Твой остов прям, твой облик жесток,
Шершавопыльный – сер гранит,
И каждый зыбкий перекресток
Тупым предательством дрожит.
Твое холодное кипенье
Страшней бездвижности пустынь,
Твое дыханье – смерть и тленье,
А воды – горькая полынь.
Как уголь дни, – а ночи белы,
Из скверов тянет крупной… крупной…
 
   Она сбилась.
   – Ой, что-то не то, как-то там… а!
 
Из скверов тянет трупной мглой.
И свод небесный, остекленый,
Пронзен заречною иглой,
Бывает: водный ход обратен… обратен… обратен…
 
   Хмуря брови, Китти пыталась припомнить ужасающую мертвечину госпожи Гиппиус, однако мертвечина то и дело застревала в ее здоровой натуре:
 
…обратен… обратен… взвихрясь… вздыхрясь…
 
   Нестерпимо.
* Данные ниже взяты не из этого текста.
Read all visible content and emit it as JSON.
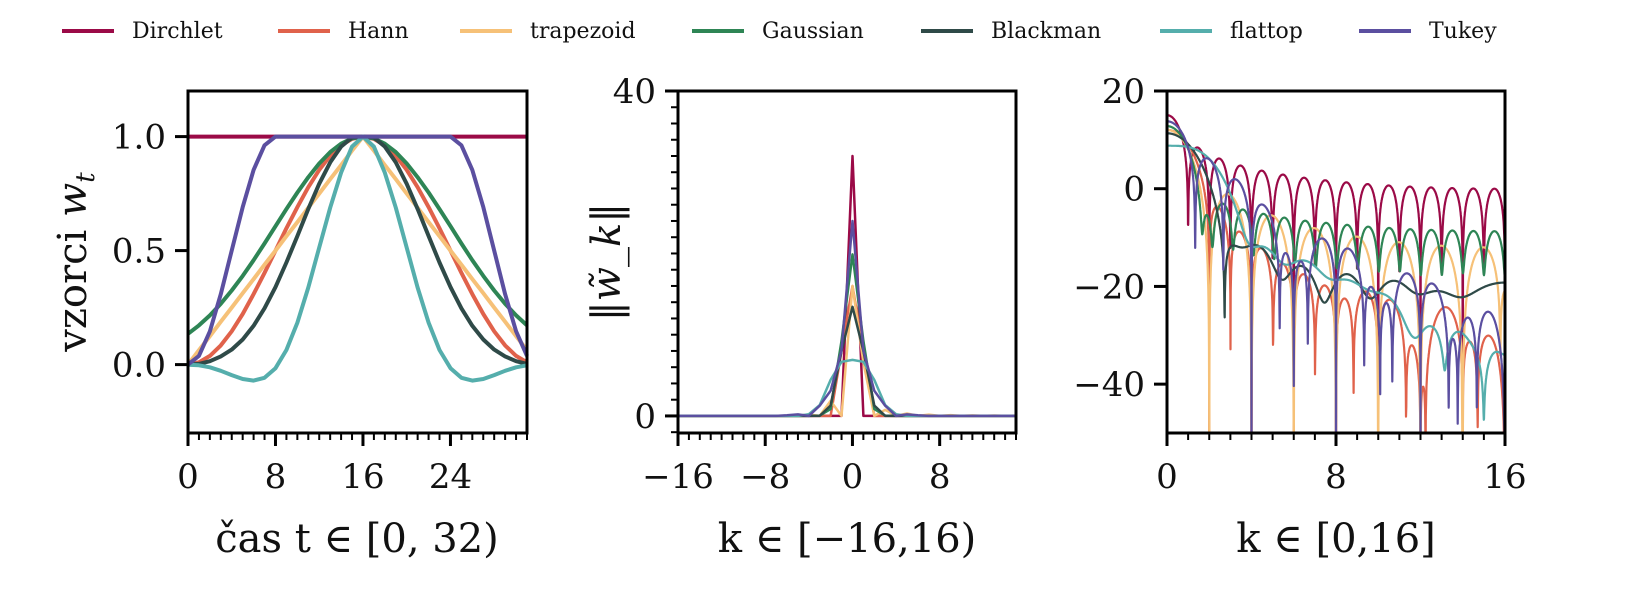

Сейчас будет про вкипание ржавых пятен, и это – нестерпимо. Я вмешиваюсь в симфонию скрипов каменного костяка почти пародийными строками:
 
Мне снятся жуткие провалы
Зажатых камнями дворов,
И черно-дымные каналы,
И дымы низких облаков.
Молчат широкие ступени,
Молчат угрюмые дворцы
Лишь всхлипывает дождь осенний,
Слезясь на скользкие торцы…
 
   – Ты издеваешься надо мной? – деловито осведомляется моя собеседница. – И раз уж на то пошло, кто это?
   – Некая Аллегро.
   – Отчего некая?
   – По-моему, дамская рука чувствуется очень хорошо.
   – А по-моему, вовсе не чувствуется! – легонько отомстила она мне.
   – И раз уж на то пошло, да, действительно, издеваюсь. Но легко и безобидно.
   Она рассмеялась.
   – За какие прегрешения?
   – Неужели это был твой Питер? Трупная мгла… Не поверю. Просто у тебя дурное настроение.
   – Последнее время дурное настроение гостит у меня всякий день, задерживаясь от файф-о-клока до рассвета…
   – Но ведь так было не всегда.
   – Полно! Я отвыкла от иных ощущений. А впрочем, лет семь назад я любила совсем другое.
   Она замолчала, вслушиваясь в собственную память. Прошла минута-другая…
   – Китти, позволь… вот то, что мне ближе:
 
Благословенные морозы
Крещенские, настали вы.
На окнах – ледяные розы
И крепче стали – лед Невы.
 
   Нежданно-негаданно Китти встрепенулась и вредным голосом продекламировала:
 
Каждый день чрез мост Аничков,
Поперек реки Фонтанки,
Шагом медленным проходит
Дева, служащая в банке.
 
   Меня разбирал смех, следующую строфу я прочитал не без труда:
 
Свистят полозья… Синий голубь
Взлетает, чтобы снова сесть,
И светится на солнце прорубь,
Как полированная жесть.
 
   Она добавила в тон ехидства, хотя, казалось бы, там и без того хватало претыкательных специй:
 
Каждый день на том же месте
На углу у лавки книжной
Чей-то взор она встречает,
Взор горящий и недвижный.
 
   Нет, я не буду смеяться! Не стану. Не поддамся. Ей меня не сбить. Нет. Ни за какие коврижки…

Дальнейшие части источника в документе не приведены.